Accordingly, the ecclesiastical dignitaries lived very high up in roseate clouds and in an ethereal atmosphere, far above the clay land where grubbed and wriggled the professional men and the shopkeepers.
Perhaps the fact of being so completely under ecclesiastical government paralysed all initiative in Ely, and rendered the inhabitants helpless in cases of emergency. The citizens were but overgrown babies. The lawyer, the surgeon, the M.D., the surveyor, the architect, were accustomed to be swaddled and given suck by the Right Reverend Father the Bishop, or the Very Reverend the Dean, or the Venerable the Archdeacon; and all the officials, the temporal steward, and the justices, and the chief constable, were wont to go in leading-strings.
And they were such good babies. They always thought as the reverend fathers thought; they never cried and kicked; and the air of the Fens must have been salubrious, for they had all ravenous appetites for the fat of the land, which fell from the ecclesiastical tables. At the time of our tale, co-operative stores had not been so much as thought of. The Bishop, the Dean, and the canons got their groceries, their drugs, their wines, and their stationery from the Ely tradesmen. In return for their custom, these tradesmen professed the strictest churchmanship and the staunchest Toryism.
The system of appointment to offices in Ely was distinctively ecclesiastical. The magistrates were bespectacled and bewigged officials connected by marriage with some of the members of the Chapter. The constables were nominated for their general piety, or because they were burdened with large families. The watchmen were pensioned cripples or asthmatic incapables, whose utmost achievement was to crawl about at night and proclaim the hour. Everything in the city was managed for the residents by a benevolent and beneficent ecclesiastical authority, which exhibited its benevolence and beneficence by conferring offices, not on such as showed efficiency, but on such men as were incompetent to earn a livelihood in any profession or business that demanded the exercise of brain or of muscle.
When the turbulent crew from Littleport arrived in Ely, and the rumour circulated that other Fen centres were sending their contingents of the disaffected to the capital of the Fens, neither magistrates nor constables were prepared to take prompt action to protect the town and stop the spread of disturbance. Orders were indeed issued to have the minster bell rung, to summon all sober, law-abiding citizens to unite for the common defence, but, although the bell pealed its summons, no one obeyed it, for no one knew where the rallying-point was, or what was to be done by those summoned.
The temporal steward was in bed with a mustard poultice on his chest and a dose of sweet nitre in his stomach. Consequently, when a messenger from the Deanery came to request that he would do something, the wife of the temporal steward was able to point out that he was perspiring freely and the poultice drawing vigorously. To leave his bed and the house was, therefore, out of the question.
There was no deputy sheriff to fill the place which the sheriff was incapacitated from filling. The vacancy had not been filled up, because the Bishop was hesitating, balancing the claims of one who was stone-blind against one who was stone-deaf. The prelate himself was absent on a confirmation tour, and he had taken his chaplains with him, and, what was more to the point, his butler—a man who did most of the thinking in sublunary matters for his master. The constables then in Ely were few. The chief constable, Mr. Edwards, was the manager of Mortlock's bank, and in the interests of the bank he had come to the resolution to keep in the background so as in no way to excite the angry passions of the mob. Another constable had swallowed a fish-bone, and this was being extracted by a fellow constable. A fourth was at the moment incapacitated for work by one of his constitutional and chronic fits of the hiccups. It was precisely because he suffered from this affliction that the benevolent and beneficent ecclesiastical authority had nominated him to, and invested him with, the office of constable.

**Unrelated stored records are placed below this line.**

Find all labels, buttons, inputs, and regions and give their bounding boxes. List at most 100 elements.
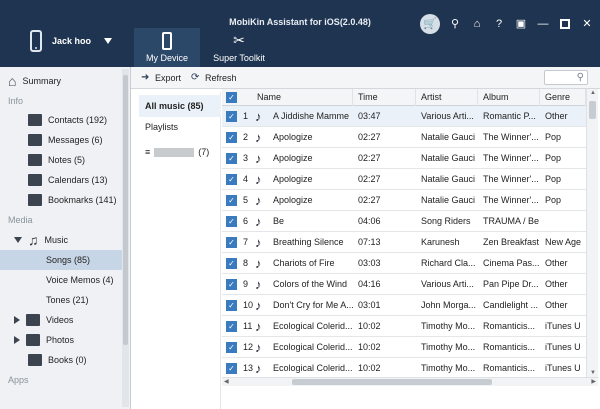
calendar-icon <box>28 174 42 186</box>
tab-label: My Device <box>145 53 188 63</box>
select-all-checkbox[interactable]: ✓ <box>226 92 237 103</box>
tab-label: Super Toolkit <box>213 53 265 63</box>
phone-icon <box>30 30 42 52</box>
column-artist[interactable]: Artist <box>416 89 478 106</box>
table-row[interactable]: ✓ 6 ♪ Be 04:06 Song Riders TRAUMA / Be <box>222 211 586 232</box>
music-icon: ♫ <box>28 232 39 248</box>
row-checkbox[interactable]: ✓ <box>226 300 237 311</box>
row-checkbox[interactable]: ✓ <box>226 111 237 122</box>
table-row[interactable]: ✓ 11 ♪ Ecological Colerid... 10:02 Timothy Mo… <box>222 316 586 337</box>
cell-album: TRAUMA / Be <box>483 216 540 226</box>
refresh-button[interactable]: ⟳ Refresh <box>191 72 237 83</box>
sidebar-item-contacts[interactable]: Contacts (192) <box>0 110 122 130</box>
row-checkbox[interactable]: ✓ <box>226 216 237 227</box>
sidebar-item-books[interactable]: Books (0) <box>0 350 122 370</box>
table-vertical-scrollbar[interactable]: ▲ ▼ <box>586 89 598 377</box>
maximize-icon[interactable] <box>558 17 572 31</box>
export-button[interactable]: ➜ Export <box>141 72 181 83</box>
sidebar: ⌂ Summary Info Contacts (192) Messages (… <box>0 67 131 409</box>
table-row[interactable]: ✓ 5 ♪ Apologize 02:27 Natalie Gauci The Winner… <box>222 190 586 211</box>
sidebar-item-bookmarks[interactable]: Bookmarks (141) <box>0 190 122 210</box>
table-row[interactable]: ✓ 4 ♪ Apologize 02:27 Natalie Gauci The Winner… <box>222 169 586 190</box>
table-horizontal-scrollbar[interactable]: ◀ ▶ <box>222 377 598 386</box>
sidebar-item-summary[interactable]: ⌂ Summary <box>0 71 122 91</box>
expand-down-icon[interactable] <box>14 237 22 243</box>
cart-icon[interactable]: 🛒 <box>420 14 440 34</box>
column-album[interactable]: Album <box>478 89 540 106</box>
sidebar-item-calendars[interactable]: Calendars (13) <box>0 170 122 190</box>
row-checkbox[interactable]: ✓ <box>226 237 237 248</box>
music-note-icon: ♪ <box>255 235 262 250</box>
row-checkbox[interactable]: ✓ <box>226 153 237 164</box>
row-checkbox[interactable]: ✓ <box>226 195 237 206</box>
playlist-icon: ≡ <box>145 147 151 157</box>
category-all-music[interactable]: All music (85) <box>139 95 221 117</box>
cell-artist: Various Arti... <box>421 111 474 121</box>
expand-right-icon[interactable] <box>14 316 20 324</box>
row-checkbox[interactable]: ✓ <box>226 363 237 374</box>
row-checkbox[interactable]: ✓ <box>226 321 237 332</box>
cell-time: 03:47 <box>358 111 381 121</box>
column-name[interactable]: Name <box>252 89 353 106</box>
table-header: ✓ Name Time Artist Album Genre <box>222 89 586 106</box>
row-checkbox[interactable]: ✓ <box>226 132 237 143</box>
minimize-icon[interactable]: — <box>536 17 550 31</box>
row-checkbox[interactable]: ✓ <box>226 258 237 269</box>
cell-name: Apologize <box>273 174 313 184</box>
row-checkbox[interactable]: ✓ <box>226 174 237 185</box>
sidebar-item-notes[interactable]: Notes (5) <box>0 150 122 170</box>
search-input[interactable]: ⚲ <box>544 70 588 85</box>
sidebar-item-photos[interactable]: Photos <box>0 330 122 350</box>
table-row[interactable]: ✓ 10 ♪ Don't Cry for Me A... 03:01 John Morga… <box>222 295 586 316</box>
cell-time: 10:02 <box>358 342 381 352</box>
music-note-icon: ♪ <box>255 109 262 124</box>
sidebar-item-songs[interactable]: Songs (85) <box>0 250 122 270</box>
device-selector[interactable]: Jack hoo <box>30 30 113 52</box>
tab-my-device[interactable]: My Device <box>134 28 200 67</box>
cell-artist: Richard Cla... <box>421 258 476 268</box>
sidebar-item-messages[interactable]: Messages (6) <box>0 130 122 150</box>
key-icon[interactable]: ⚲ <box>448 17 462 31</box>
table-row[interactable]: ✓ 2 ♪ Apologize 02:27 Natalie Gauci The Winner… <box>222 127 586 148</box>
table-row[interactable]: ✓ 8 ♪ Chariots of Fire 03:03 Richard Cla... Ci… <box>222 253 586 274</box>
cell-artist: Song Riders <box>421 216 471 226</box>
cell-name: A Jiddishe Mamme <box>273 111 350 121</box>
cell-genre: iTunes U <box>545 321 581 331</box>
table-row[interactable]: ✓ 1 ♪ A Jiddishe Mamme 03:47 Various Arti... R… <box>222 106 586 127</box>
tab-super-toolkit[interactable]: ✂ Super Toolkit <box>206 28 272 67</box>
music-category-list: All music (85) Playlists ≡ (7) <box>139 92 221 409</box>
category-playlist-item[interactable]: ≡ (7) <box>139 141 221 163</box>
row-checkbox[interactable]: ✓ <box>226 279 237 290</box>
sidebar-scrollbar[interactable] <box>122 69 129 407</box>
expand-right-icon[interactable] <box>14 336 20 344</box>
table-row[interactable]: ✓ 9 ♪ Colors of the Wind 04:16 Various Arti..… <box>222 274 586 295</box>
table-row[interactable]: ✓ 13 ♪ Ecological Colerid... 10:02 Timothy Mo… <box>222 358 586 377</box>
table-row[interactable]: ✓ 12 ♪ Ecological Colerid... 10:02 Timothy Mo… <box>222 337 586 358</box>
row-checkbox[interactable]: ✓ <box>226 342 237 353</box>
sidebar-item-videos[interactable]: Videos <box>0 310 122 330</box>
column-time[interactable]: Time <box>353 89 416 106</box>
help-icon[interactable]: ? <box>492 17 506 31</box>
table-row[interactable]: ✓ 7 ♪ Breathing Silence 07:13 Karunesh Zen Bre… <box>222 232 586 253</box>
sidebar-item-label: Videos <box>46 315 74 325</box>
sidebar-item-music[interactable]: ♫ Music <box>0 230 122 250</box>
table-row[interactable]: ✓ 3 ♪ Apologize 02:27 Natalie Gauci The Winner… <box>222 148 586 169</box>
cell-artist: John Morga... <box>421 300 477 310</box>
category-playlists[interactable]: Playlists <box>139 116 221 138</box>
sidebar-item-voice-memos[interactable]: Voice Memos (4) <box>0 270 122 290</box>
sidebar-item-tones[interactable]: Tones (21) <box>0 290 122 310</box>
cell-artist: Natalie Gauci <box>421 195 476 205</box>
sidebar-item-label: Notes (5) <box>48 155 86 165</box>
search-icon: ⚲ <box>576 72 584 83</box>
close-icon[interactable]: ✕ <box>580 17 594 31</box>
book-icon <box>28 354 42 366</box>
cell-genre: Pop <box>545 153 562 163</box>
feedback-icon[interactable]: ▣ <box>514 17 528 31</box>
cell-time: 02:27 <box>358 153 381 163</box>
column-genre[interactable]: Genre <box>540 89 586 106</box>
songs-table: ✓ Name Time Artist Album Genre ✓ 1 ♪ A Jidd… <box>222 89 586 377</box>
cell-artist: Various Arti... <box>421 279 474 289</box>
home-icon[interactable]: ⌂ <box>470 17 484 31</box>
cell-time: 07:13 <box>358 237 381 247</box>
cell-album: Candlelight ... <box>483 300 539 310</box>
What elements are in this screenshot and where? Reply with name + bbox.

As the combined municipal and collegiate forces of watchmen were unprepared or unable to cope with the approaching masses of men, the Dean sent off his coachman on a carriage horse to Bury St. Edmund's, to invoke the aid of the military stationed there. The mob from Littleport entered the town, as already said, preceded by the waggon, in which were placed heavy wash guns loaded with slugs. To announce its arrival a volley was fired, and the slugs rattled on the tiles and broke a few windows.
No sooner had the Littleport body entered Ely, than it learned to its disappointment that nothing had been heard of the Isleham and Swaffham contingents.
In fact, discouragement had dissolved these at the onset. The small landowner, Cutman, who had undertaken to lead the detachment from Isleham, had reconsidered the matter, and resolved that heading a riot could do him no possible good, and might do him very considerable harm. The men assembled at the Duck at the appointed hour, waited, and, as he did not appear, became uneasy, supposing that he had been alarmed; they also reconsidered the matter, and, coming to much the same conclusion as Cutman, dispersed quietly to their several homes.